Before those plans can move forward, the city’s union-supported Board of Alders must approve an overall parking plan. A recently amended city zoning ordinance requires that Yale receive aldermanic approval for an overall campus parking plan for each new building project.
While the board’s legislation and community development committees unanimously approved Yale’s overall parking plan July 27, the full Board of Alders must also approve the plan at their next meeting Sept. 6.
“We are hopeful that we will come to a positive resolution of our overall parking plan at the hearing on Sept. 6, which will then pave the way for our projects to move forward,” Yale spokeswoman Karen Peart said. “We are looking forward to working in partnership with the City to further improve parking and transportation in New Haven.”
At the July 27 joint committee meeting, the New Haven Independent reported that alders heard several hours of testimony regarding parking and transportation issues in the city before a debate and vote were held on the parking plan.

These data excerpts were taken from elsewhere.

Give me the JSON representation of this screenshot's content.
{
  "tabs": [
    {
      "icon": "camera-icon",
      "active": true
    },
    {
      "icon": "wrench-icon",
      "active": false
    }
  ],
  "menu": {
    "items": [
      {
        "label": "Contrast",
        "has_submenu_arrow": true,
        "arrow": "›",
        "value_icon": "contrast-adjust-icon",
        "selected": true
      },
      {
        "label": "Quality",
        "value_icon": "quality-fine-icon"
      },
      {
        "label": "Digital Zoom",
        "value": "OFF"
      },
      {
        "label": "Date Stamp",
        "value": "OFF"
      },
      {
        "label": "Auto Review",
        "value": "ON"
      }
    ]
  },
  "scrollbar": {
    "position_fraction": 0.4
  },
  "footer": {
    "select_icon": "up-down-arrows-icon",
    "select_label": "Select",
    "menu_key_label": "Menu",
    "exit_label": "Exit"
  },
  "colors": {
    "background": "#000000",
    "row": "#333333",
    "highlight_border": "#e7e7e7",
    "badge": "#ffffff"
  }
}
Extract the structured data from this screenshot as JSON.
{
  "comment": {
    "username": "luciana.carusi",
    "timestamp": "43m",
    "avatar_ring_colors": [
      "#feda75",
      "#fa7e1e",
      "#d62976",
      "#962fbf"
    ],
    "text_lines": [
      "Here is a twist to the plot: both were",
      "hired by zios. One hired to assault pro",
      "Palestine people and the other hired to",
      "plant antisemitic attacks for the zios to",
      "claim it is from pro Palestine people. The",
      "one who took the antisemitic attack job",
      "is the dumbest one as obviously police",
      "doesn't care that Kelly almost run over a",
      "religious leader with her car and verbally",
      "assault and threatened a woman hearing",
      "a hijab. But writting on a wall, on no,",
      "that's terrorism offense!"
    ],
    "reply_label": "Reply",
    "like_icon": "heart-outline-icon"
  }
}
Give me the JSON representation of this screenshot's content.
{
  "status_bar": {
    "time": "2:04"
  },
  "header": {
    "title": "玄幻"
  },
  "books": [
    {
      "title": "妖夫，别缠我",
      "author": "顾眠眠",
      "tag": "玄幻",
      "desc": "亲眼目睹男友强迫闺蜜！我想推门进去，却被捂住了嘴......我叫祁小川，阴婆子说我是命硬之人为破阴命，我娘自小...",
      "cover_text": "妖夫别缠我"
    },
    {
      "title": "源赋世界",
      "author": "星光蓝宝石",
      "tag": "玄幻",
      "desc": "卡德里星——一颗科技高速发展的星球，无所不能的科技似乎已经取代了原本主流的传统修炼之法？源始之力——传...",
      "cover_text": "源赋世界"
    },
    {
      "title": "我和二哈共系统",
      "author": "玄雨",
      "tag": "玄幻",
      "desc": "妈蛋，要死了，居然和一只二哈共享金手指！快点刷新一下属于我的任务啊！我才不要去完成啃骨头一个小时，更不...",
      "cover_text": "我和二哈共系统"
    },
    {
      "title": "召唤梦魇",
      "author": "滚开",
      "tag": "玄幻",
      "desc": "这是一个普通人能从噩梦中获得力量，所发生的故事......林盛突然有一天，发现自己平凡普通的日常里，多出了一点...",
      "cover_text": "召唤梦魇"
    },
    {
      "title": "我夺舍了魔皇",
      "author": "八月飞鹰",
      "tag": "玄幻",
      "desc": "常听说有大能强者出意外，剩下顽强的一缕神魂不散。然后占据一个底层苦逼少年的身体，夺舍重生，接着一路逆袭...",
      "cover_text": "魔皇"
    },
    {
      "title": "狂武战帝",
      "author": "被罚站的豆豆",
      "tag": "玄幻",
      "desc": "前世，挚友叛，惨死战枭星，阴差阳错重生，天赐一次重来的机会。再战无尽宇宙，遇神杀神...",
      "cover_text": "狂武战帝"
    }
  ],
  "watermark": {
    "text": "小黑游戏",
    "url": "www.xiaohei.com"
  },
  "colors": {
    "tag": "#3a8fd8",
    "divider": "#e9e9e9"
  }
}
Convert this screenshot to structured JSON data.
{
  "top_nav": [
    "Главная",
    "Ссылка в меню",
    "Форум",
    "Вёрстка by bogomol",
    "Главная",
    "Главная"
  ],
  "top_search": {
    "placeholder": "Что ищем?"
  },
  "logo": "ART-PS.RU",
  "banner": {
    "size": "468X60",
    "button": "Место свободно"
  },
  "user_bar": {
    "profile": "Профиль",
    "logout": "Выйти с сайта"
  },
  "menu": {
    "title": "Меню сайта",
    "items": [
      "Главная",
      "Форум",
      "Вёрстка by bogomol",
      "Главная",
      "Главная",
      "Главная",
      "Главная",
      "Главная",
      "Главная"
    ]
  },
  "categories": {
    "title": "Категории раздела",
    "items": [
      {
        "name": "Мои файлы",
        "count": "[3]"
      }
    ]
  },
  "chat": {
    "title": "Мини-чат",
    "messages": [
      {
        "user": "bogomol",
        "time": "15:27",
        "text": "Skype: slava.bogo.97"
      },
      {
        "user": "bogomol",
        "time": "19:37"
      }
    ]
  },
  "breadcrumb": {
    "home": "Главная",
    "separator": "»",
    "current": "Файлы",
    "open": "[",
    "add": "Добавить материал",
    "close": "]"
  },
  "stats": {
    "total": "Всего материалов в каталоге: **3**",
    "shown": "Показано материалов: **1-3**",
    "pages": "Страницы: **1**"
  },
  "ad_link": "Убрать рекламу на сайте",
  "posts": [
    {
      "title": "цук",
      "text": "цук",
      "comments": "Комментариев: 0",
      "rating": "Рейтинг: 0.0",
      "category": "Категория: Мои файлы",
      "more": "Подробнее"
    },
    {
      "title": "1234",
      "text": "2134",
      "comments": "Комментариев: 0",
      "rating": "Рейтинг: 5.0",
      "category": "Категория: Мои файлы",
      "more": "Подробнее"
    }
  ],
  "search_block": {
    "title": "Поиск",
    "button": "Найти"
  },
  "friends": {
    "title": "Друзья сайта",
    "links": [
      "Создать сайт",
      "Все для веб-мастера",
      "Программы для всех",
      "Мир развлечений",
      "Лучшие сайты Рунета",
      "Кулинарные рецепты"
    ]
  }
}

According to the Independent, the joint committee approved the parking plan under two conditions authored by Westville Alder Adam Marchand GRD ’99. The first condition asks Yale to establish a parking lot in New Haven close to Hamden or North Haven so commuting Yale employees can park and take a University shuttle. This condition also includes a request for Yale to “partner with local transit agencies in order to provide reduced cost monthly transit passes to Yale commuters” and to create a bicycle plan for the downtown and campus area in conjunction with the city. The second condition covers future parking plan issues between the University and the alders, clarifying whether Yale would need parking plan approval from the board when it engages with the City Plan Commission or Board of Zoning Appeals for construction projects.
At the groundbreaking ceremony for the graduate dorms Aug. 24, Director of University Properties and New Haven Affairs Lauren Zucker declined to comment on how the University would work to comply with the conditions set by Marchand.
The University says the new building would create 250 construction jobs in the process of upgrading and renovating Yale’s science facilities.